China’s Africa oil power bugs Western rivals
Nov 17, 2006 (CAPE TOWN) — China’s fast-expanding role as a partner for oil-rich African nations is rattling many Western companies, which are fearful of losing out and irked by the financial power their competitor offers.
China’s increasingly dominant presence in Angola and Sudan in particular has sparked concerns in boardrooms that the Asian giant intends to use its economic clout to monopolize oil and gas reserves in a handful of poor producers.
“Everybody is nervous about the Chinese,” a U.S. oil executive who has worked in Africa since the 1990s said this week during the annual Africa Upstream oil conference in Cape Town.
“They have found a foothold and they have done it on their own terms.
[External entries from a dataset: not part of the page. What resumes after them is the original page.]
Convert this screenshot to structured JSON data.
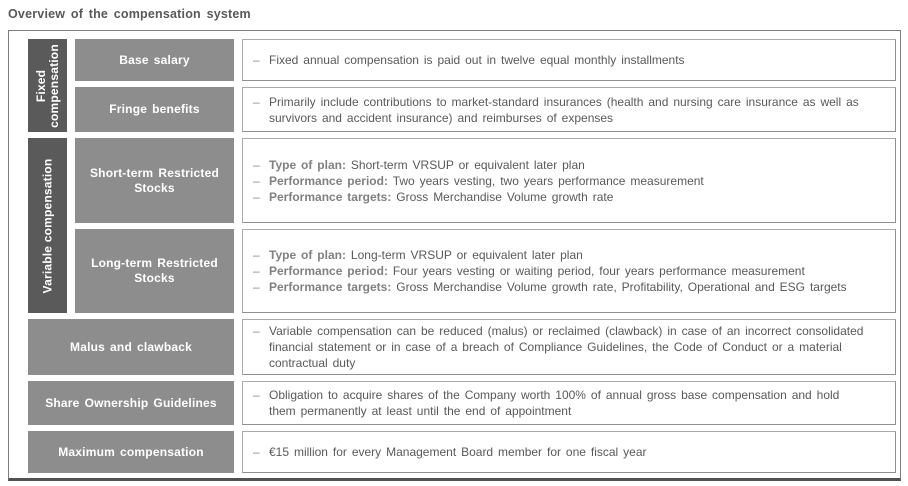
{
  "title": "Overview of the compensation system",
  "ui": {
    "bullet": "–"
  },
  "colors": {
    "group_bar": "#5a5a5a",
    "label_box": "#8d8d8d",
    "body_text": "#595959",
    "lead_text": "#808080",
    "box_border": "#ababab",
    "frame_border": "#7e7e7e",
    "label_text": "#ffffff"
  },
  "groups": [
    {
      "label": "Fixed compensation"
    },
    {
      "label": "Variable compensation"
    }
  ],
  "rows": [
    {
      "label": "Base salary",
      "bullets": [
        {
          "text": "Fixed annual compensation is paid out in twelve equal monthly installments"
        }
      ]
    },
    {
      "label": "Fringe benefits",
      "bullets": [
        {
          "text": "Primarily include contributions to market-standard insurances (health and nursing care insurance as well as survivors and accident insurance) and reimburses of expenses"
        }
      ]
    },
    {
      "label": "Short-term Restricted Stocks",
      "bullets": [
        {
          "lead": "Type of plan:",
          "text": "Short-term VRSUP or equivalent later plan"
        },
        {
          "lead": "Performance period:",
          "text": "Two years vesting, two years performance measurement"
        },
        {
          "lead": "Performance targets:",
          "text": "Gross Merchandise Volume growth rate"
        }
      ]
    },
    {
      "label": "Long-term Restricted Stocks",
      "bullets": [
        {
          "lead": "Type of plan:",
          "text": "Long-term VRSUP or equivalent later plan"
        },
        {
          "lead": "Performance period:",
          "text": "Four years vesting or waiting period, four years performance measurement"
        },
        {
          "lead": "Performance targets:",
          "text": "Gross Merchandise Volume growth rate, Profitability, Operational and ESG targets"
        }
      ]
    },
    {
      "label": "Malus and clawback",
      "bullets": [
        {
          "text": "Variable compensation can be reduced (malus) or reclaimed (clawback) in case of an incorrect consolidated financial statement or in case of a breach of Compliance Guidelines, the Code of Conduct or a material contractual duty"
        }
      ]
    },
    {
      "label": "Share Ownership Guidelines",
      "bullets": [
        {
          "text": "Obligation to acquire shares of the Company worth 100% of annual gross base compensation and hold them permanently at least until the end of appointment"
        }
      ]
    },
    {
      "label": "Maximum compensation",
      "bullets": [
        {
          "text": "€15 million for every Management Board member for one fiscal year"
        }
      ]
    }
  ]
}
In 10 years they could be the biggest players in parts of sub-Saharan Africa,” the executive said.
Western oil firms claim publicly they are not bothered by competition from their Chinese peers, who are still seen as being at a disadvantage in terms of the technology and expertise they offer in Africa.
But the bone they have to pick with Beijing is the use of so-called “soft financing” — the oil-backed credit and loans that come with few strings in comparison to financing from Western banks and international agencies.
ALARM BELLS
Alarm bells have been ringing since 2005 when China extended a $2 billion package of oil-backed loans to Angola, sub-Saharan Africa’s second largest petroleum producer after Nigeria.
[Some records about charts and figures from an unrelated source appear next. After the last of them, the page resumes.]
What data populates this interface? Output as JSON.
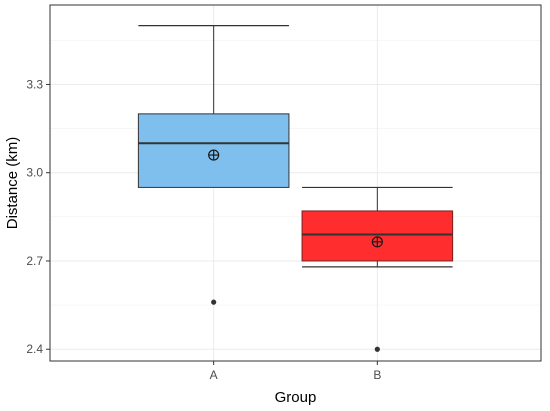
{
  "chart_data": {
    "type": "boxplot",
    "title": "",
    "xlabel": "Group",
    "ylabel": "Distance (km)",
    "ylim": [
      2.36,
      3.57
    ],
    "yticks": [
      2.4,
      2.7,
      3.0,
      3.3
    ],
    "ytick_labels": [
      "2.4",
      "2.7",
      "3.0",
      "3.3"
    ],
    "grid": true,
    "legend": "none",
    "categories": [
      "A",
      "B"
    ],
    "boxes": [
      {
        "category": "A",
        "whisker_low": 2.95,
        "q1": 2.95,
        "median": 3.1,
        "q3": 3.2,
        "whisker_high": 3.5,
        "mean": 3.06,
        "outliers": [
          2.56
        ],
        "fill": "#7fbfee",
        "stroke": "#333333"
      },
      {
        "category": "B",
        "whisker_low": 2.68,
        "q1": 2.7,
        "median": 2.79,
        "q3": 2.87,
        "whisker_high": 2.95,
        "mean": 2.765,
        "outliers": [
          2.4
        ],
        "fill": "#ff2d2d",
        "stroke": "#7a2020"
      }
    ]
  }
}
China, the world’s fourth-largest economy and second-largest energy user, has since extended a further $1 billion to Angola, which is rebuilding its economy following the end in 2002 of a devastating 27-year civil war.
The financing allowed the Angolan government, which remains burdened by a reputation as a corruption-plagued former Soviet client state, to turn down a considerably more restrictive loan from the International Monetary Fund.
Critics also have assailed the Chinese for doing business in Sudan, treated as a pariah in much of the West for its handling of the conflict in Darfur. China is importing millions of barrels of oil from Sudan and selling Khartoum arms in return.
Others, however, downplay the threat that Chinese oil firms pose to the more established players in Africa, such as American oil giant Chevron Corp. (CVX.N: Quote, Profile, Research), which has extensive operations in Angola and other parts of Africa.
“There is no place where China has a monopoly on the oil game in Africa,” said Duncan Clarke, chairman and chief executive of Global Pacific & Partners, an international energy consulting firm.
Although Clarke conceded that China’s use of “soft financing” was a concern to the industry, he noted that there were many companies, both private and state-owned, competing with the Chinese in countries like Angola and Sudan.
Facing mounting criticism in Africa — workers at a Chinese-owned copper mine in Zambia rioted earlier this year over pay and working conditions — China is trying to dispel concerns over its tighter economic links with the continent.
At a summit this month in Beijing, Chinese officials told African leaders the Asian economic powerhouse was committed to establishing a relationship that would help its partners in Africa grow and develop.
China-Africa trade is expected to top $50 billion this year compared to just $11 billion in 2000. In addition, Beijing has already cancelled $1.3 billion in African debt to back its offer of a friendly hand.